At the same time, commercial air travel quickly moves infected people between regions. World Health Organization summaries emphasize that viremic travelers can introduce dengue into new areas where competent mosquitoes are already present, sometimes triggering local transmission in places that were previously unaffected or only intermittently affected.

These overlapping factors help explain why dengue seasons have become more intense and less predictable, prompting agencies such as the CDC to elevate communication with travelers about the evolving risk landscape.

What travelers are being urged to do now

The current CDC alert does not call for people to cancel trips, but it underscores the need for travelers to take dengue seriously when planning visits to affected countries and territories. Travel health advice stresses meticulous mosquito bite prevention: using insect repellent containing active ingredients such as DEET or picaridin, choosing accommodations with air conditioning or screened windows, and wearing long sleeves and pants in areas with heavy mosquito activity.

Because dengue has an incubation period of several days, travelers returning from risk areas are encouraged to watch for symptoms such as high fever, severe headache, pain behind the eyes, muscle and joint pain, nausea or rash during the two weeks after their trip. Guidance notes that anyone developing a fever after travel to an affected region should seek medical evaluation and mention their recent destinations.
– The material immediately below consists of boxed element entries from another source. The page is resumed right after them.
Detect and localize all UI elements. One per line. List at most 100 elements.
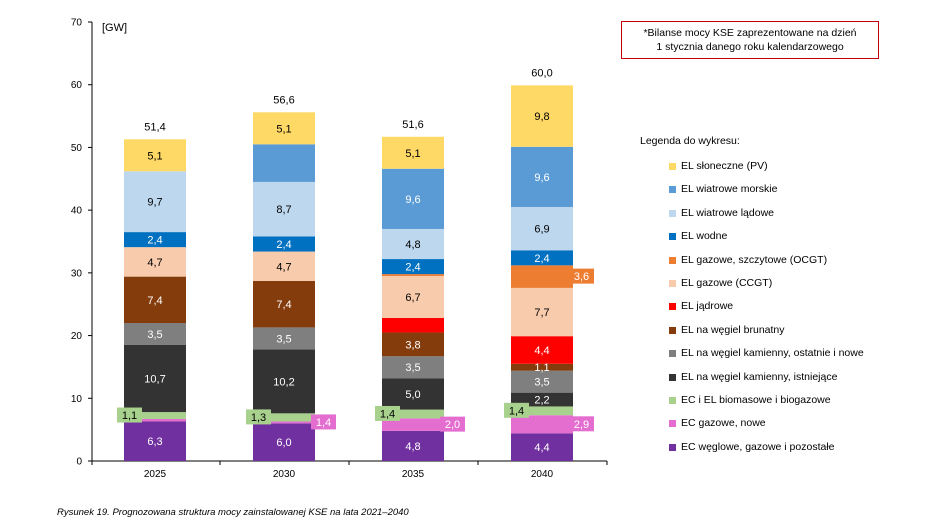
data-label: 6,3 [147, 436, 162, 448]
x-tick-label: 2030 [273, 469, 296, 480]
legend-item: EL wodne [669, 230, 864, 253]
legend-swatch [669, 256, 676, 264]
bar-segment [382, 332, 444, 357]
data-label: 4,7 [276, 261, 291, 273]
data-label: 6,7 [405, 292, 420, 304]
legend-swatch [669, 303, 676, 311]
y-tick-label: 70 [71, 18, 83, 29]
legend-item: EC węglowe, gazowe i pozostałe [669, 441, 864, 464]
bar-segment [124, 247, 186, 277]
bar-segment [253, 281, 315, 328]
data-label-box [311, 414, 336, 430]
bar-segment [253, 236, 315, 252]
data-label: 2,2 [534, 395, 549, 407]
y-tick-label: 20 [71, 331, 83, 342]
bar-segment [253, 421, 315, 424]
data-label: 1,1 [534, 362, 549, 374]
data-label: 9,8 [534, 111, 549, 123]
bar-segment [511, 370, 573, 393]
bar-segment [382, 318, 444, 333]
data-label: 7,4 [276, 299, 291, 311]
data-label-box [117, 407, 142, 423]
figure-caption: Rysunek 19. Prognozowana struktura mocy … [57, 507, 409, 518]
legend-label: EL na węgiel kamienny, ostatnie i nowe [681, 347, 864, 360]
y-tick-label: 40 [71, 206, 83, 217]
legend-item: EL gazowe, szczytowe (OCGT) [669, 254, 864, 277]
legend-label: EL wiatrowe lądowe [681, 206, 774, 219]
data-label: 1,4 [509, 405, 524, 417]
data-label: 9,6 [534, 172, 549, 184]
bar-segment [511, 207, 573, 251]
data-label: 9,6 [405, 194, 420, 206]
legend-label: EL gazowe, szczytowe (OCGT) [681, 253, 828, 266]
bar-segment [124, 412, 186, 419]
legend-label: EL na węgiel brunatny [681, 323, 785, 336]
data-label: 4,4 [534, 345, 549, 357]
legend-label: EC i EL biomasowe i biogazowe [681, 393, 831, 406]
bar-segment [382, 430, 444, 461]
data-label-box [246, 409, 271, 425]
data-label: 6,9 [534, 224, 549, 236]
data-label: 2,4 [534, 253, 549, 265]
data-label: 3,5 [276, 333, 291, 345]
legend-label: EL na węgiel kamienny, istniejące [681, 370, 838, 383]
bar-segment [124, 418, 186, 422]
legend-item: EL na węgiel kamienny, istniejące [669, 371, 864, 394]
legend-swatch [669, 279, 676, 287]
bar-segment [511, 265, 573, 288]
data-label: 5,1 [147, 150, 162, 162]
data-label: 5,0 [405, 389, 420, 401]
data-label: 3,5 [534, 377, 549, 389]
data-label-box [504, 402, 529, 418]
data-label: 8,7 [276, 204, 291, 216]
bar-segment [382, 259, 444, 275]
y-tick-label: 50 [71, 143, 83, 154]
bar-segment [253, 112, 315, 145]
y-axis-label: [GW] [102, 22, 127, 34]
legend-label: EC węglowe, gazowe i pozostałe [681, 440, 835, 453]
bar-segment [511, 287, 573, 337]
bar-segment [253, 144, 315, 182]
data-label: 2,9 [574, 419, 589, 431]
x-tick-label: 2035 [402, 469, 425, 480]
bar-segment [124, 421, 186, 461]
legend-swatch [669, 420, 676, 428]
data-label: 4,7 [147, 257, 162, 269]
y-tick-label: 30 [71, 268, 83, 279]
legend-swatch [669, 186, 676, 194]
data-label: 2,4 [276, 239, 291, 251]
bar-segment [511, 146, 573, 208]
legend-item: EC i EL biomasowe i biogazowe [669, 394, 864, 417]
data-label-box [440, 416, 465, 432]
data-label-box [569, 268, 594, 284]
bar-segment [124, 344, 186, 413]
legend-swatch [669, 350, 676, 358]
data-label: 1,3 [251, 412, 266, 424]
legend-item: EL gazowe (CCGT) [669, 277, 864, 300]
data-label-box [375, 405, 400, 421]
bar-segment [382, 274, 444, 276]
x-tick-label: 2040 [531, 469, 554, 480]
bar-segment [382, 409, 444, 419]
legend-label: EC gazowe, nowe [681, 417, 766, 430]
bar-segment [382, 275, 444, 319]
data-label-box [569, 416, 594, 432]
data-label: 6,0 [276, 437, 291, 449]
data-label: 2,0 [445, 419, 460, 431]
legend-item: EL jądrowe [669, 300, 864, 323]
y-tick-label: 0 [76, 457, 82, 468]
y-tick-label: 60 [71, 80, 83, 91]
bar-segment [382, 418, 444, 431]
bar-segment [253, 413, 315, 422]
legend-swatch [669, 233, 676, 241]
legend-label: EL wodne [681, 230, 728, 243]
bar-segment [511, 85, 573, 147]
legend-title: Legenda do wykresu: [640, 135, 740, 147]
legend-item: EL na węgiel kamienny, ostatnie i nowe [669, 347, 864, 370]
data-label: 1,4 [316, 417, 331, 429]
legend-swatch [669, 326, 676, 334]
bar-segment [382, 378, 444, 410]
legend-swatch [669, 373, 676, 381]
legend-swatch [669, 163, 676, 170]
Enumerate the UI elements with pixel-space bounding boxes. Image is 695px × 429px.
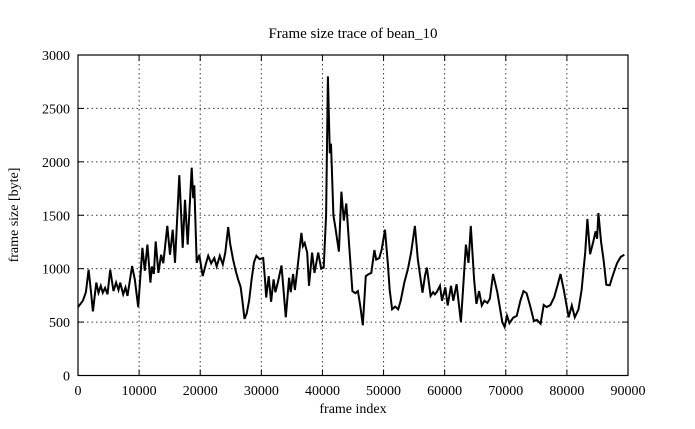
x-tick-label: 10000 — [122, 384, 157, 399]
x-tick-label: 60000 — [427, 384, 462, 399]
x-tick-label: 30000 — [244, 384, 279, 399]
y-tick-label: 2500 — [42, 102, 70, 117]
y-tick-label: 1500 — [42, 209, 70, 224]
y-tick-label: 2000 — [42, 156, 70, 171]
x-tick-label: 0 — [75, 384, 82, 399]
y-axis-label: frame size [byte] — [7, 168, 22, 263]
x-tick-label: 40000 — [305, 384, 340, 399]
y-tick-label: 0 — [63, 370, 70, 385]
x-tick-label: 70000 — [488, 384, 523, 399]
y-tick-label: 3000 — [42, 49, 70, 64]
tick-labels: 0 10000 20000 30000 40000 50000 60000 70000 8000… — [42, 49, 646, 399]
x-tick-label: 20000 — [183, 384, 218, 399]
plot-border — [77, 54, 629, 377]
chart-title: Frame size trace of bean_10 — [268, 26, 437, 42]
x-tick-label: 80000 — [549, 384, 584, 399]
data-line-series — [77, 76, 625, 330]
y-tick-label: 1000 — [42, 263, 70, 278]
x-tick-label: 90000 — [611, 384, 646, 399]
gridlines — [78, 55, 628, 376]
y-tick-label: 500 — [49, 316, 70, 331]
x-axis-label: frame index — [319, 402, 386, 417]
x-tick-label: 50000 — [366, 384, 401, 399]
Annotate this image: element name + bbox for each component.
Some countries in Latin America have begun introducing dengue vaccines into their public health programs, but global agencies caution that vaccination alone will not quickly curb transmission and that products are not yet widely available or routinely recommended for most international travelers. As a result, vector control and personal protection remain the primary tools for reducing risk.

With dengue transmission expected to persist at elevated levels across parts of the Americas and other tropical regions in 2026, the CDC alert signals that the virus will remain an important consideration for international travel planning, particularly during local rainy and peak mosquito seasons.